Story by James Pearson
This July I took my first trip to the Democratic Republic of Congo, a country that has not seen sustained peace for more than a century. I was lucky to travel with an amazing young woman by the name of Stella Safari, who was taking a different sort of first trip. This was her first time to Congo in 12 years, since fleeing war at the age of eight.
As she returned 12 years later, now a student at Dartmouth and a leader among her peers, she brought with her a mission: to inspire Congo's youth to invest in their country, so that future generations can enjoy peace and prosperity in Congo.
Back in 1999 the growing violence in the region reached Stella's private elementary school, and after the recent death of her father her family decided that the risk to her future was too great for her to stay. So she and her sisters were sent to America to live with her brother. "The majority of my family was left behind," she told me by email, "including my mother."
Stella remembers a wonderful childhood in Congo. "Before the gunshots, I attended a great school. I spent time with family and friends without having to be cautious about the things we discussed around the dinner table." These memories and a strong network of Congolese friends and family helped her maintain a devotion to Congo, even as she enjoyed the privileges of American life.
For years after Stella left, the family relied for their communication on friends and family ferrying letters and photographs back and forth across continents. Stella would also seek out information on the political situation in Congo through her community. "Though it was mostly older men who discussed politics enthusiastically, I often found myself intrigued by these issues and wanting to know more." Eventually the cell phone revolution and Facebook let Stella and her distant family communicate "more frequently and at very little cost."
It was her junior year in high school when Stella found a passion for making a difference in her home country. Then the president of her student government, she decided to organize a benefit concert to raise money for rape victims in Congo. "To my surprise we raised over $2,000 just by being adamant and educating our peers about the situation in Congo. I realized the power of my voice and have been using it since to advocate for peace in Congo."
Stella has since made it a life goal to bring more peace, liberty, and prosperity to her home country. "My dream is to see future generations of Congo having the opportunity to enjoy the same and even better childhood than I did."
This July she set foot on Congolese soil for the first time since her happy childhood there was cut short. She traveled with Falling Whistles, an organization aiming to bring peace to Congo after more than a century of conflicts, and with whom Stella had been working as a cultural liaison. After a quick trip to Congo's capital she flew to Rwanda and traveled overland to her home town, Bukavu, where her mother was waiting.
Stella spent several weeks catching up with her mother and meeting other family members and friends of the family. She was a minor celebrity in Bukavu, the long-lost daughter of a popular family. Walking down the street she would be greeted by total strangers who, though she had never met them, were excited to see her. It would often turn out that they were cousins or uncles. "I did not expect to feel so at home in Bukavu," Stella said. "However, when I arrived I felt an overwhelming sense of purpose and belonging."
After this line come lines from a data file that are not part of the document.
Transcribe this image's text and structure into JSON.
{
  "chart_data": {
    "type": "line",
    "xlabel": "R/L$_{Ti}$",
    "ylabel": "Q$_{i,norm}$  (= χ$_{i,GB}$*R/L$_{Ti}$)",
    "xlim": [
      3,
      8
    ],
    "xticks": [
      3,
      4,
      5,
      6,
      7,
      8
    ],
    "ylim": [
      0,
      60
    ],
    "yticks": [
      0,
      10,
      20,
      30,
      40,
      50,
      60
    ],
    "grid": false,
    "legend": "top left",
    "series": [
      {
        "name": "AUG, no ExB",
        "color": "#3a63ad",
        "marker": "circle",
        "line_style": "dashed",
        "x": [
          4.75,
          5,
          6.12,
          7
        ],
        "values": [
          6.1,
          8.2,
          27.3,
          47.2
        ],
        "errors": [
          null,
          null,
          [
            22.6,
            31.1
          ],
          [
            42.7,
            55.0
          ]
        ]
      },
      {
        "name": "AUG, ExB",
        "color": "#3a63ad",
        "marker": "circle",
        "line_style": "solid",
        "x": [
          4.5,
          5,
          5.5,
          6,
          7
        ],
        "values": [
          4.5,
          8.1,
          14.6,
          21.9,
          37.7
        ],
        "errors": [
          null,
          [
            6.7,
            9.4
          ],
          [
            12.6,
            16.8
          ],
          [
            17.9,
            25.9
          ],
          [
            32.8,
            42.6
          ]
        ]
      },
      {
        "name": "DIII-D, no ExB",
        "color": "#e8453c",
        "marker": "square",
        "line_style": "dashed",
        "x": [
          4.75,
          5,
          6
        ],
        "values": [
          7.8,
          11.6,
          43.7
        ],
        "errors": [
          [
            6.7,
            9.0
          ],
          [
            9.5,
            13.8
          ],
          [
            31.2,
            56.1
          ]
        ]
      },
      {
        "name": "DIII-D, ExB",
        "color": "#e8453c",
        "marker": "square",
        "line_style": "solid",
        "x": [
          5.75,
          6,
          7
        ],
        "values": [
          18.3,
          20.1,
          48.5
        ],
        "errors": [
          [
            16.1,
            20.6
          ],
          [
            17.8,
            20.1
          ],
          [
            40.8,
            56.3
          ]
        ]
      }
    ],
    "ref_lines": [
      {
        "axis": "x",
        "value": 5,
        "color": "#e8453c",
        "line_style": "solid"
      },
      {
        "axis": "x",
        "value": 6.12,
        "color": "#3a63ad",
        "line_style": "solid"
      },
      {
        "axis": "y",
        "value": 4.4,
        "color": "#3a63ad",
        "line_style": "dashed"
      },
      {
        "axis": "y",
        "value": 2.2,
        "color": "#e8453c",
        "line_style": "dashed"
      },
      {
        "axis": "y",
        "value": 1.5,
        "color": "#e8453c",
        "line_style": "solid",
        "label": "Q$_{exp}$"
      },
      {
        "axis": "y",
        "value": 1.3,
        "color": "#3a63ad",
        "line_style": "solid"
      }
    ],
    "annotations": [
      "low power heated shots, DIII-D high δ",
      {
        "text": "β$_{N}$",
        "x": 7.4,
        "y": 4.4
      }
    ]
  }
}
Along with family she spent time with local youth and community leaders. "We discussed ways in which we can support one another and work in unity for the benefit of the country."
One of those community leaders is an intense and inspiring man named Amani Matabaro. He took Stella to his community, a town just outside of Bukavu called Mumosho, where he had built a marketplace where people of different ethnic backgrounds can trade together and build friendships. He calls it a Peace Market.
When the women of Mumosho heard Stella's story they were overjoyed and they gathered around her, cheering in appreciation. "It really touched me to spend time with these women," Stella recalled, "because in them I saw my mother, my sisters, my friends. It was incredible."
Two weeks later we were in the volcanic town of Goma when we received a call from Amani. Mumosho has been attacked by the FDLR, one of the violent rebel groups that seeds fear and uncertainty in the region. Several women were raped and a priest was abducted and held for ransom. "I was devastated when I heard about the attack by the FDLR," said Stella. She remembers thinking about the huge, complex web of challenges facing Congo, starting with a Congolese government that values its own interests far above its citizens.
"It's both frustrating and motivating for me. Frustrating because the issue is clearly a more "top-down" problem that we have little control over. Motivating because of the capacity and potential that exists from the bottom up and how eventually that can affect the top-down."
Next summer Stella plans to go back to Congo and launch a project to "promote action and unity through social entrepreneurship." The website, she says, is coming soon. We'll keep you updated.